Breaking ground in paradise

28 Sep 2022

Across more than 40 years as an archaeologist, UQ’s Professor Marshall Weisler has spent much of his life in some of the world’s most fascinating and untouched corners – isolated villages, an uninhabited island, and communities across Polynesia, Micronesia, Hawaii and New Zealand – all in the name of discovering what makes us human.

canoe approaching shorelineOn the eve of his retirement and ahead of his presentation for the 2022 Hall Lecture, Contact sat down with Professor Weisler to talk life ‘off the grid’ in the remote Pacific, his most exciting find, and why it’s important to learn from humanity’s ancient past.

‘You really just crave having a potato’

Professor Weisler recalls one of his most challenging expeditions as a 1990 trip to Henderson Island.

For 5 months, Professor Weisler and a motley crew of scientists – from archaeologists and biologists to entomologists and ornithologists – camped out on the uninhabited island as part of an international research project.

Henderson Island is part of the Pitcairn Island group, a tiny collection of islands sitting in the vast blue of the Pacific Ocean.

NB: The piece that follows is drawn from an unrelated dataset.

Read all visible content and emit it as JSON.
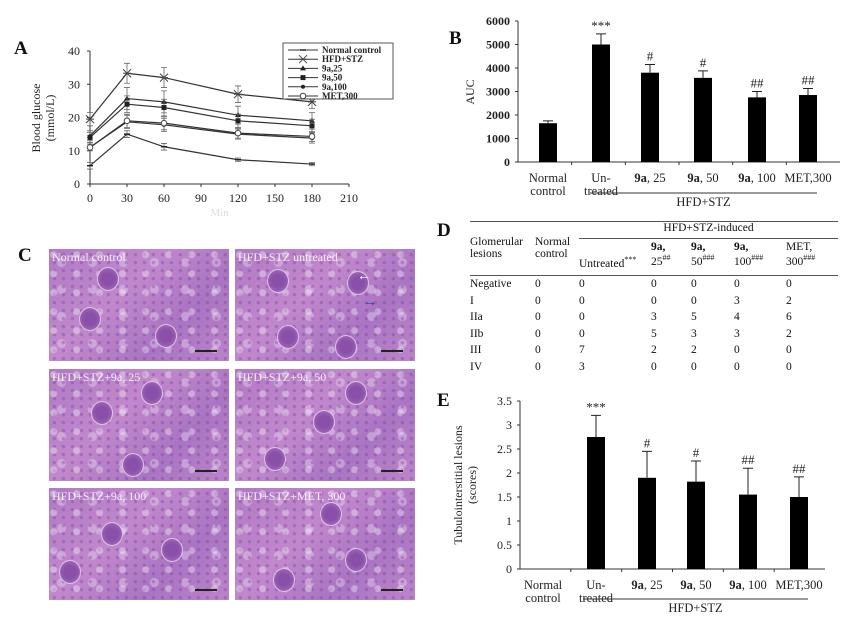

Uninhabited since colonisation by Polynesians between the 13th and 16th centuries, it is one of the few remaining atolls with an ecology relatively untouched by humans.

With no major land mass for 5000 kilometres – that’s more than the length of Australia – Henderson Island is about as isolated as you can get.

“We went to this island to research because it was thought to be ‘pristine’ – though of course, nowhere is pristine anymore,” Professor Weisler said.